COMMENTS (more at end of post):

from Mark: Great posting – and excellent links to great resources that German ad is terrific

from Mary: Hi Dick…there is some relevance in sports.  Yesterday I watched two football games-in the first the teams got down to the last 90 seconds and used the ‘time out’ and ‘take a knee strategies’ to avoid the possibility that the other team might possibly muscle its way in and pull off  the unimaginable win…..that tactic always shows me a lack of backbone and belief….an easy way out.  In the second game the offense used every second at the end of the game to end in victory with the basic ‘hail mary’ and a touchdown.  In neither game did either team, the ‘winners’ or the ‘losers’, wrap themselves in self pity and refuse to concede.  I have my own opinions as to which teams and specifically which decisions represent which parts of our cracking democracy but I appreciated the fact that AZ believed to the last buzzer that they could pull it off….we should do no less.

 

5 replies
  1. John Bernard
    John Bernard says:

    Yes. The election is over.

    I’m comparing the results to a group of nine people deciding what to do for game night. Five people vote for Monopoly; four people vote to go on a rampage and destroy the town.

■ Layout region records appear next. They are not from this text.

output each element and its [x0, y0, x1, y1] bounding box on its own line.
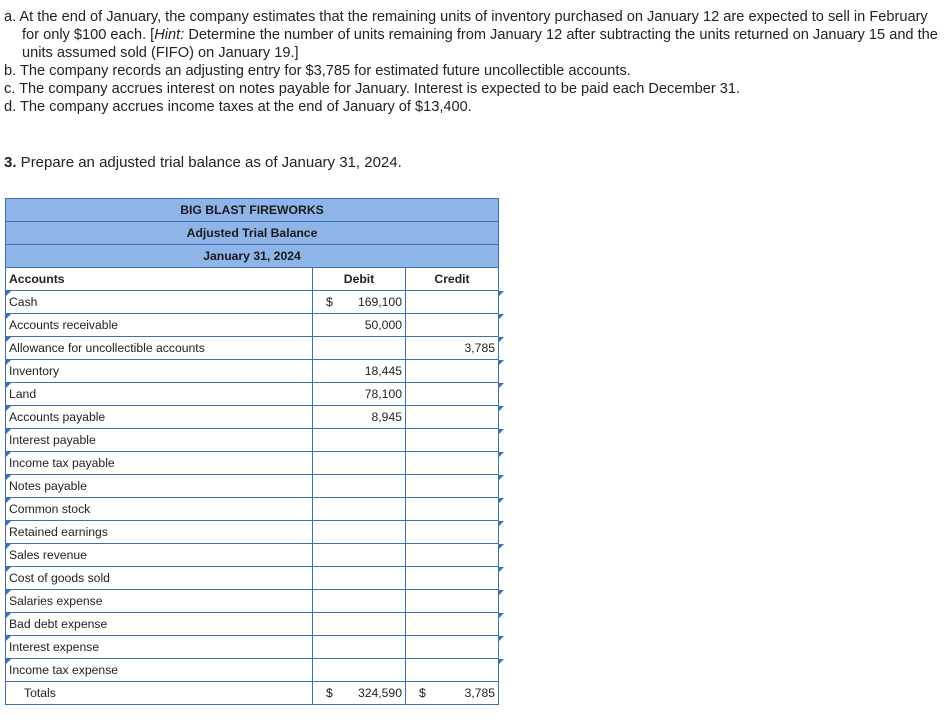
totals-debit-value: 324,590: [357, 686, 402, 700]
account-name-input[interactable]: [6, 291, 313, 314]
input-marker-icon: [499, 337, 504, 342]
instruction-a-suffix: Determine the number of units remaining from January 12 after subtracting the units returned on January 15 and the units assumed sold (FIFO) on January 19.]: [22, 27, 938, 61]
input-marker-icon: [499, 406, 504, 411]
table-row: [6, 452, 499, 475]
credit-input[interactable]: [406, 567, 499, 590]
account-name-input[interactable]: [6, 429, 313, 452]
credit-input[interactable]: [406, 314, 499, 337]
account-rows: [6, 291, 499, 682]
totals-debit-cell: [313, 682, 406, 705]
account-name-input[interactable]: [6, 636, 313, 659]
input-marker-icon: [499, 383, 504, 388]
input-marker-icon: [6, 659, 11, 664]
debit-input[interactable]: [313, 406, 406, 429]
input-marker-icon: [499, 452, 504, 457]
input-marker-icon: [499, 314, 504, 319]
input-marker-icon: [6, 498, 11, 503]
input-marker-icon: [499, 521, 504, 526]
table-row: [6, 429, 499, 452]
instructions: [4, 8, 944, 116]
instruction-c: c. The company accrues interest on notes payable for January. Interest is expected to be paid each December 31.: [4, 81, 741, 97]
totals-credit-value: 3,785: [464, 686, 495, 700]
table-row: [6, 406, 499, 429]
input-marker-icon: [6, 314, 11, 319]
input-marker-icon: [6, 544, 11, 549]
credit-input[interactable]: [406, 636, 499, 659]
table-row: [6, 567, 499, 590]
credit-input[interactable]: [406, 475, 499, 498]
account-name-input[interactable]: [6, 314, 313, 337]
input-marker-icon: [499, 636, 504, 641]
debit-input[interactable]: [313, 452, 406, 475]
account-name: Accounts payable: [9, 410, 106, 424]
account-name-input[interactable]: [6, 567, 313, 590]
account-name: Income tax expense: [9, 663, 119, 677]
account-name: Interest payable: [9, 433, 96, 447]
input-marker-icon: [6, 452, 11, 457]
totals-row: [6, 682, 499, 705]
debit-input[interactable]: [313, 567, 406, 590]
input-marker-icon: [499, 498, 504, 503]
account-name-input[interactable]: [6, 590, 313, 613]
input-marker-icon: [6, 360, 11, 365]
account-name-input[interactable]: [6, 452, 313, 475]
input-marker-icon: [499, 590, 504, 595]
statement-date: January 31, 2024: [6, 245, 499, 268]
account-name-input[interactable]: [6, 613, 313, 636]
account-name-input[interactable]: [6, 659, 313, 682]
debit-value: 50,000: [364, 318, 402, 332]
totals-label: Totals: [6, 682, 313, 705]
credit-input[interactable]: [406, 544, 499, 567]
credit-input[interactable]: [406, 590, 499, 613]
question-3: [4, 154, 402, 171]
adjusted-trial-balance-table: [5, 198, 499, 705]
account-name: Common stock: [9, 502, 91, 516]
account-name: Income tax payable: [9, 456, 115, 470]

    Monopoly wins, but the entire group realizes they have a problem.

    We have a problem in this country.

    Reply
  2. Larry Gauper
    Larry Gauper says:

    I hear ya on the ball-hog, Dick. In that same family of jerks are bullies. It seems like, from grade school through high school and college and then throughout my career in several companies, there was always one guy (yes, usually a male) who stood out as a bully. These guys were given some measure of power, generally through political maneuvering, and they loved to use it. Oh, how they enjoyed pushing subordinates around, usually with a crude and intimidating attitude and rough language. No matter what era of my career I was in, I always ran into one of these jerks who worked hard to make the workplace as miserable as they were. I thought I was done with that type of person after I retired. And then along came Donald J. Trump.

    Reply
  3. Jermitt Krage
    Jermitt Krage says:

    The Republican party was ripe for Donald Trump. With the Republicans controlling the Senate and blocking any and all efforts of the Democratic party and President O’Bama including the appointment of a Supreme Court Justice, nearly half the country was ready for a bully. And that is what we have now, for nearly four years, and will continue to have, maybe even during the Biden Administration.